Martin Bertram operated a bakery at Rohrbachstrasse 58 since 1922. In 1933 he refused to hang up the sign “German Business”, which prohibited Jews from buying bread in his store. He was forced to give up his business in 1935. In 1936 he was sent to a concentration camp until the end of the war, because he was a Jehovah Witness.
On 19 January 1942 a customer observed that Theodor Schmidt, the owner of a fish store, gave two fishes as a present to the jew Josef Stern. The men had known one another for years. The eager customer followed Josef Stern from Schweizer Strasse to the clock tower at Sandweg. Once there he spoke to two policemen and denounced Josef Stern, who was arrested and shortly thereafter deported to a concentration camp. Theodor Schmidt was sentenced to three months in prison and according to his wife died two years later from the consequences thereof.
The nurse Luise Zorn met in dark archways and house entrances in order to give half starved people a small package. She climbed over the wall of the Jewish hospital at night and brought her own bandages and assisted during operations.
The supply of food was further limited at the end of 1942. There were less than 1000 Jews in Frankfurt after the conclusion of the large deportations (Jewish “mixed” spouses”, persons who were qualified as Jews, Jews with foreign nationalities and those employees who were engaged with winding up the Jewish Community. For them the already reduced rations were reduced even further. No meat, eggs, milk and bread ration cards.
Tilly Cahn wrote in her diary about the little bit which she was able to distribute in November 1941: “A large part of my daily work involves obtaining potatoes (very often as part of an exchange deal) and to bring these to them.” In February 1942 she commented: “misery wherever one looks.”
Theodor Hume ran an orthopedic supply store and was one of the last permitted to service his Jewish clients. He tried to comfort the complaining hungry customers with the comment “nothing sticks to the bones”. After that he bought a hundredweight of potatoes. The 35-year- old man was denounced in 1944 because of his anti-Nazi behavior; he died three months later.
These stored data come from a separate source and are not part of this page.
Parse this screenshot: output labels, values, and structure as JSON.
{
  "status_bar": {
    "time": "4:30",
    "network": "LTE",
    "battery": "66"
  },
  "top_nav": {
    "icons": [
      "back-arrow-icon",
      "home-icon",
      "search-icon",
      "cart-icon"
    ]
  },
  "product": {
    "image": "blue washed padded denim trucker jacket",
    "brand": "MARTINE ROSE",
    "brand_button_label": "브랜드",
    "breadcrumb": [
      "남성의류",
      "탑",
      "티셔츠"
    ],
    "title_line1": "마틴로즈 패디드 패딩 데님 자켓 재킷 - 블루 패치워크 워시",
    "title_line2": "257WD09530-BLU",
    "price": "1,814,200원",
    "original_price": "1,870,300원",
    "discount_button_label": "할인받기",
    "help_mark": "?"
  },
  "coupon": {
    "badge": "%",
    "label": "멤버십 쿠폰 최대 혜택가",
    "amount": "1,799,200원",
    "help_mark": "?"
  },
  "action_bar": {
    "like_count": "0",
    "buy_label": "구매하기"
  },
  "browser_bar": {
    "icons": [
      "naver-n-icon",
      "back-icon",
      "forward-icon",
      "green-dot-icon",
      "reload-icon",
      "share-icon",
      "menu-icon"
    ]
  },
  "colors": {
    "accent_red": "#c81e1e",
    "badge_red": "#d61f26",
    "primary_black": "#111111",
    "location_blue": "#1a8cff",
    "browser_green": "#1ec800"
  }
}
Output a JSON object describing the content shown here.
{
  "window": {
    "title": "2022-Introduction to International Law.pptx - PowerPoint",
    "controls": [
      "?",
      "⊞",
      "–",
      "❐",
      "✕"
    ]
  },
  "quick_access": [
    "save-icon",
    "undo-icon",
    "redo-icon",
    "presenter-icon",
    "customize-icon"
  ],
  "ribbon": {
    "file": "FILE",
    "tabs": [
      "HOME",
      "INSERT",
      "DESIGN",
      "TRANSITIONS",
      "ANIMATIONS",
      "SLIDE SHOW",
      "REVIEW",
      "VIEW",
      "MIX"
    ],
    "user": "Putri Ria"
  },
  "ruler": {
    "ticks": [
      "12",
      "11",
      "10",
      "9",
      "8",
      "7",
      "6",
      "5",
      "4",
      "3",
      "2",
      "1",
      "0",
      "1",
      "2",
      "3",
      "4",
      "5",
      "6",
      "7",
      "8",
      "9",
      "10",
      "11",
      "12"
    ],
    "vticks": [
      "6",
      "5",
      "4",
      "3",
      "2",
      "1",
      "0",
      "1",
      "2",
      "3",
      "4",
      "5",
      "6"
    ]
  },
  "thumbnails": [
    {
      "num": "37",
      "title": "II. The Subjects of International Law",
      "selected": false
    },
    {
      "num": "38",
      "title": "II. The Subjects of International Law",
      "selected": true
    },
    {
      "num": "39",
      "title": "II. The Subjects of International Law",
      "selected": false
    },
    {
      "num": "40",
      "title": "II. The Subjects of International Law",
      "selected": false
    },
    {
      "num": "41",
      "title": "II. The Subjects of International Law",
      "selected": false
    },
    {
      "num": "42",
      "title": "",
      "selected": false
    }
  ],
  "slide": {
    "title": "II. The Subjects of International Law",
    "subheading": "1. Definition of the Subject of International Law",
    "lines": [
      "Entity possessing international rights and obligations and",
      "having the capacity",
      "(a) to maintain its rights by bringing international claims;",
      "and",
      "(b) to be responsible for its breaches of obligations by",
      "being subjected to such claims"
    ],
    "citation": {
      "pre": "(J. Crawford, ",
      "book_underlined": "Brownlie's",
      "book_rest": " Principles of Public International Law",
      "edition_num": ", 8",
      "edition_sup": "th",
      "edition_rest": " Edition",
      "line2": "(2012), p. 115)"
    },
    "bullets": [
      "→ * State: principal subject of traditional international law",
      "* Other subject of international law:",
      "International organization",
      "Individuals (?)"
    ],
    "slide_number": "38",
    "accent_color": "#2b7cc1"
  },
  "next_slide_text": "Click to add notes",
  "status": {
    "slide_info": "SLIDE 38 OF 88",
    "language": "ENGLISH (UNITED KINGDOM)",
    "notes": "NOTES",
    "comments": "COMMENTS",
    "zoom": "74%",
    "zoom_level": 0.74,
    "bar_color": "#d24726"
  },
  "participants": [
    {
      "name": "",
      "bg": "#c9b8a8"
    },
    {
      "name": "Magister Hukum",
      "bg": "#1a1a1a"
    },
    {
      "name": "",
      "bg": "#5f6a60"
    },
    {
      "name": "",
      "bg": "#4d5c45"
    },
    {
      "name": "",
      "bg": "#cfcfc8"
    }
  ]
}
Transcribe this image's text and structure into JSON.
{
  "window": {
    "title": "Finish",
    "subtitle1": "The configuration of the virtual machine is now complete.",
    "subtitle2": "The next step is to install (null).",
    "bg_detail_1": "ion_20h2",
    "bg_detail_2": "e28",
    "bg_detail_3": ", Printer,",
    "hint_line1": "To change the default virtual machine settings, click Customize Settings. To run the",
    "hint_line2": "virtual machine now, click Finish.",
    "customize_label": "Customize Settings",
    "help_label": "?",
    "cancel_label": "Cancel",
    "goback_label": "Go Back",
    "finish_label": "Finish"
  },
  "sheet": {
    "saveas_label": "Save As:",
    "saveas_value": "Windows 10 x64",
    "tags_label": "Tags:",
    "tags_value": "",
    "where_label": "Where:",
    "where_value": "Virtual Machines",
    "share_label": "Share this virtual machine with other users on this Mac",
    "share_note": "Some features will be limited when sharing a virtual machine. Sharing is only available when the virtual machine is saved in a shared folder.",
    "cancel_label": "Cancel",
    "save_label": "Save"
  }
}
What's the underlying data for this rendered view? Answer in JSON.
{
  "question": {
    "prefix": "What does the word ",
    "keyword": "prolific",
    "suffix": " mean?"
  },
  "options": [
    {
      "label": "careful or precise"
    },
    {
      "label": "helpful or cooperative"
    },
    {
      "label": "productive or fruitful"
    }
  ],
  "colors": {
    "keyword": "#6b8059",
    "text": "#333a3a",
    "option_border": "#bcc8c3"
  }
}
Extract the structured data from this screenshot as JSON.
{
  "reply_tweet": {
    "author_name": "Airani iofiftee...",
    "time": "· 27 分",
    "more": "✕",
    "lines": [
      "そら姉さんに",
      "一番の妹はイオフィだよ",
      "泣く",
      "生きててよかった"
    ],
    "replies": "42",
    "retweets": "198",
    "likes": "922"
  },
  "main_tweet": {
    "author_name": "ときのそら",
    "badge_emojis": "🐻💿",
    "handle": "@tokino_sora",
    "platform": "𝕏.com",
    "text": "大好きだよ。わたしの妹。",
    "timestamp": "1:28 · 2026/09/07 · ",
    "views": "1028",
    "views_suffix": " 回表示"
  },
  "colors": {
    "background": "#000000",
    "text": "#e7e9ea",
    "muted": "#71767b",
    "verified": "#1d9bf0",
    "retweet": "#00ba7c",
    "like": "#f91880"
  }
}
Herbert Buchhold was familiar with the shortage of provisions. He worked at the large grocery store Schade & Füllgrabe on Hanauer Landstrasse. According to the Nazi racial laws he was categorized as a Grade 1 mixed blood and should have held back in order not to become a target. Herbert Buchhold was also denounced by an ardent Nazi because he gave groceries and damaged goods to Jews. He was arrested on 5 March 1943 and sent to the concentration camp Auschwitz-Monowitz. He was 23 years old at the time and he survived.
See: Dokumente zur Geschichte der Frankfurter Juden 1933-1945, Editor: Kommission zur Erforschung der Geschichte der Frankfurter Juden, Frankfurt am Main 1963, Pages 442-455. With regard to “Favoritism of Jews” see also the women from Frankfurt am Main who were deported to the concentration camp Ravensbrück: amongst others Else Foshag, Maria Lang, Anna Rodiger, Anna Strebe, Else Schneider, Gladys Schulz, in: Studienkreis Deutscher Widerstand 1933-1945, Frankfurt am Main KZ Ravensbrück, Lebensspuren verfolgter Frauen, 2009.